Jordan Jean, a social action chair of BLSA, said members of BLSA’s executive board met with Emily Hammond, the law school’s senior associate dean for academic affairs, last week to discuss how the initiatives were being implemented and set up a monthly check-in meeting.

Jean said the resolution was a step in the right direction, but “it’s not the ceiling, it’s the floor.” He said BLSA will continue to assess the progress of the resolution as the year progresses, and he wants to see faculty pass another resolution with concrete steps that he said were lacking from the original resolution.

He added that officials gave “some type of inclination” that they heard BLSA’s frustrations and desire for transparency in implementing anti-racism initiatives.

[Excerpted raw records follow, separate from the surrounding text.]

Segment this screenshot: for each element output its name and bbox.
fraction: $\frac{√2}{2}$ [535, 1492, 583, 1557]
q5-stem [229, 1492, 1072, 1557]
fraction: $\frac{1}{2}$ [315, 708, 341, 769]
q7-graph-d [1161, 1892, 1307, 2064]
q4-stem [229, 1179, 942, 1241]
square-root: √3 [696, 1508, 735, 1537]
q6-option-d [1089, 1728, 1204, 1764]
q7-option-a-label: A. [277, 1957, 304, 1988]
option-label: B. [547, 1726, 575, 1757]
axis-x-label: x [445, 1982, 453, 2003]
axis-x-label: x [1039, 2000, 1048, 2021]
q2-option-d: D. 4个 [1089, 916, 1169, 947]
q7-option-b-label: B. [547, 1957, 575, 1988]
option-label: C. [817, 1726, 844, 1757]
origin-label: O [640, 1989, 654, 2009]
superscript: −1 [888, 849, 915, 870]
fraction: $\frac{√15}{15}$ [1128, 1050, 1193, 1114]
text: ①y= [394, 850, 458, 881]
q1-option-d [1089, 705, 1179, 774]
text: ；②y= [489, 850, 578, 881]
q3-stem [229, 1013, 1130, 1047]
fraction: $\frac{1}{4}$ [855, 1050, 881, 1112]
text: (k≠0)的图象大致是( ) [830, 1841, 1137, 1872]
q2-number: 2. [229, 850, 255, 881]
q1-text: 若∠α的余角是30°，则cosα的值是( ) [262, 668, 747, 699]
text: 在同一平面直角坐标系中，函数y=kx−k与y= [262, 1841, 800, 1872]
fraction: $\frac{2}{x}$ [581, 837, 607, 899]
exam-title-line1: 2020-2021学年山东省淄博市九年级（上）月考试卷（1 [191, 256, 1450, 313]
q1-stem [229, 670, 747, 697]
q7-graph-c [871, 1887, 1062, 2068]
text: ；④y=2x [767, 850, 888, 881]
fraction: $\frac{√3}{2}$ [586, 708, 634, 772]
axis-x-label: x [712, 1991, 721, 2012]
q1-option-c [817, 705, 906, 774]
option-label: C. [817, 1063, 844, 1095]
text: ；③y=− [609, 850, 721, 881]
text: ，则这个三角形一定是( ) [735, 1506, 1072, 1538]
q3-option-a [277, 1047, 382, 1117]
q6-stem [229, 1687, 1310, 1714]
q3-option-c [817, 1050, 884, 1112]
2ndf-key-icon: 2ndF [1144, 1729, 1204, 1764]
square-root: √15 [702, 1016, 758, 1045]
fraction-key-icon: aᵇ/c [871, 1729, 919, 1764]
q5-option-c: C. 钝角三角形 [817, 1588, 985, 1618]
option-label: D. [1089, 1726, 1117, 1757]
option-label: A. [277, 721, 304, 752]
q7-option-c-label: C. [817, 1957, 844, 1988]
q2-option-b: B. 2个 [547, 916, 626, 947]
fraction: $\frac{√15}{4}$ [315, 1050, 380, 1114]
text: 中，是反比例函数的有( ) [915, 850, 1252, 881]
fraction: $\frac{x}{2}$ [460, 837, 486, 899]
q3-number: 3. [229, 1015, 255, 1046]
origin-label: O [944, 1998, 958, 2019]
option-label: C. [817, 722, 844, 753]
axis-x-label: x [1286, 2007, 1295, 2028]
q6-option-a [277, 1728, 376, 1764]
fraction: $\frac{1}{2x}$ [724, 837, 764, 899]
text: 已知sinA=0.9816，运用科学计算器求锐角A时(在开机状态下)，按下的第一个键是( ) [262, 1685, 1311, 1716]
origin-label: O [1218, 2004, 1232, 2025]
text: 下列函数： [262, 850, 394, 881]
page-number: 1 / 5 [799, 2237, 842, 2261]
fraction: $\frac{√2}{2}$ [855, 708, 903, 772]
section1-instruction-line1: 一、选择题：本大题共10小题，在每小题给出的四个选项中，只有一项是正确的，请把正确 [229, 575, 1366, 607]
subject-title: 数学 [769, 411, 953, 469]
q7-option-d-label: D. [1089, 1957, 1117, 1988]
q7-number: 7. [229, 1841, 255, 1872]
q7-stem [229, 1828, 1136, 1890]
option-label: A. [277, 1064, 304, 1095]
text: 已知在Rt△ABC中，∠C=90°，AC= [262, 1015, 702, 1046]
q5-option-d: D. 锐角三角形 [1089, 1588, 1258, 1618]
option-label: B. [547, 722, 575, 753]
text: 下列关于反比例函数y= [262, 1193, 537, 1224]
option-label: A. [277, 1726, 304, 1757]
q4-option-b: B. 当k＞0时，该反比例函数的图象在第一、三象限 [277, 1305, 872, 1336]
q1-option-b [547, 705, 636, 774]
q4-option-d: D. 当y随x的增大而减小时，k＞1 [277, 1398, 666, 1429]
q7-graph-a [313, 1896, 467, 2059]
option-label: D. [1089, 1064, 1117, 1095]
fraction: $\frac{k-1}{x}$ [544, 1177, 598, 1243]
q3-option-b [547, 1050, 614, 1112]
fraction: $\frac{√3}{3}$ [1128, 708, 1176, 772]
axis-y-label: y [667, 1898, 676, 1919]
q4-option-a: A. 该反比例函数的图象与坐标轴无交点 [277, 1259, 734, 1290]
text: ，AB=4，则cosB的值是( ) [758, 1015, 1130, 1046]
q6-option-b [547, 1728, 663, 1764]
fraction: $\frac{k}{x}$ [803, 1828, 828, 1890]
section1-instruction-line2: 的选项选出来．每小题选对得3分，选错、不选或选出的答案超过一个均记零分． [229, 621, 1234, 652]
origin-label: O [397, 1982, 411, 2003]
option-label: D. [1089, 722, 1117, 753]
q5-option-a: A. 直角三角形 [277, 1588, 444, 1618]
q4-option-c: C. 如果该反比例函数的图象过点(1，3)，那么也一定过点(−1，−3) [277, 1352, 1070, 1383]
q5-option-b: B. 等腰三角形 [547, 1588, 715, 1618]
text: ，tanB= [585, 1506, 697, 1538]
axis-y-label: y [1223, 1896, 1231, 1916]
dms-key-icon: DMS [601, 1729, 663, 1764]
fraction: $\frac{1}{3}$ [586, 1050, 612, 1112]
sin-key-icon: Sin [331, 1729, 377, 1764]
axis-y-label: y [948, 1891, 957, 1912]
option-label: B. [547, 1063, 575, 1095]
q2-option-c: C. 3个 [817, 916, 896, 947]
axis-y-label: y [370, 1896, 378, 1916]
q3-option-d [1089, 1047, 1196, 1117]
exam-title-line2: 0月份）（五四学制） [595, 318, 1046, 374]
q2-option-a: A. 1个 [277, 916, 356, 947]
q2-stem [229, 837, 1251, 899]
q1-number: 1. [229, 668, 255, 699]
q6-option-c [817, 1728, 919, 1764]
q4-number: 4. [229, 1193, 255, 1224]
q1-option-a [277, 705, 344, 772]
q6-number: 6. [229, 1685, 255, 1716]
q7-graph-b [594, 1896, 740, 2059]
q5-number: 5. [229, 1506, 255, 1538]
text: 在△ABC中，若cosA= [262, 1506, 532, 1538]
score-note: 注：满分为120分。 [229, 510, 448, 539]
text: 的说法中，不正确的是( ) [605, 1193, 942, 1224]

“Dean Matthew at the helm of this thing will ensure that the law school becomes a place of diversity of thought, learning and that African-American students and people of the Black diaspora feel welcome and feel heard,” he said.

Katrina Jackson, another social action chair of BLSA, said BLSA will be able to “apply pressure and accountability” to law school officials through their scheduled monthly meetings.

“While we are optimistic, we are realistic in the sense that a lot of students of color have been told things, have been fed the diversity and inclusion line their whole academic career, and some have seen it and some have not,” she said.

Jackson said BLSA declined to sign on to the original resolution because it lacked “actionable items.”

BLSA launched a petition in July calling for equity and institutional change at the law school, which Jackson said was not connected to the resolution that faculty passed. She said officials were “open and welcoming” to conversations about the petition.

“Given a variety of factors, certain things are going to take some time right now,” she said. “Personally, I think it’s too soon to say how committed the law school is in ensuring a race-conscious and unbiased environment.”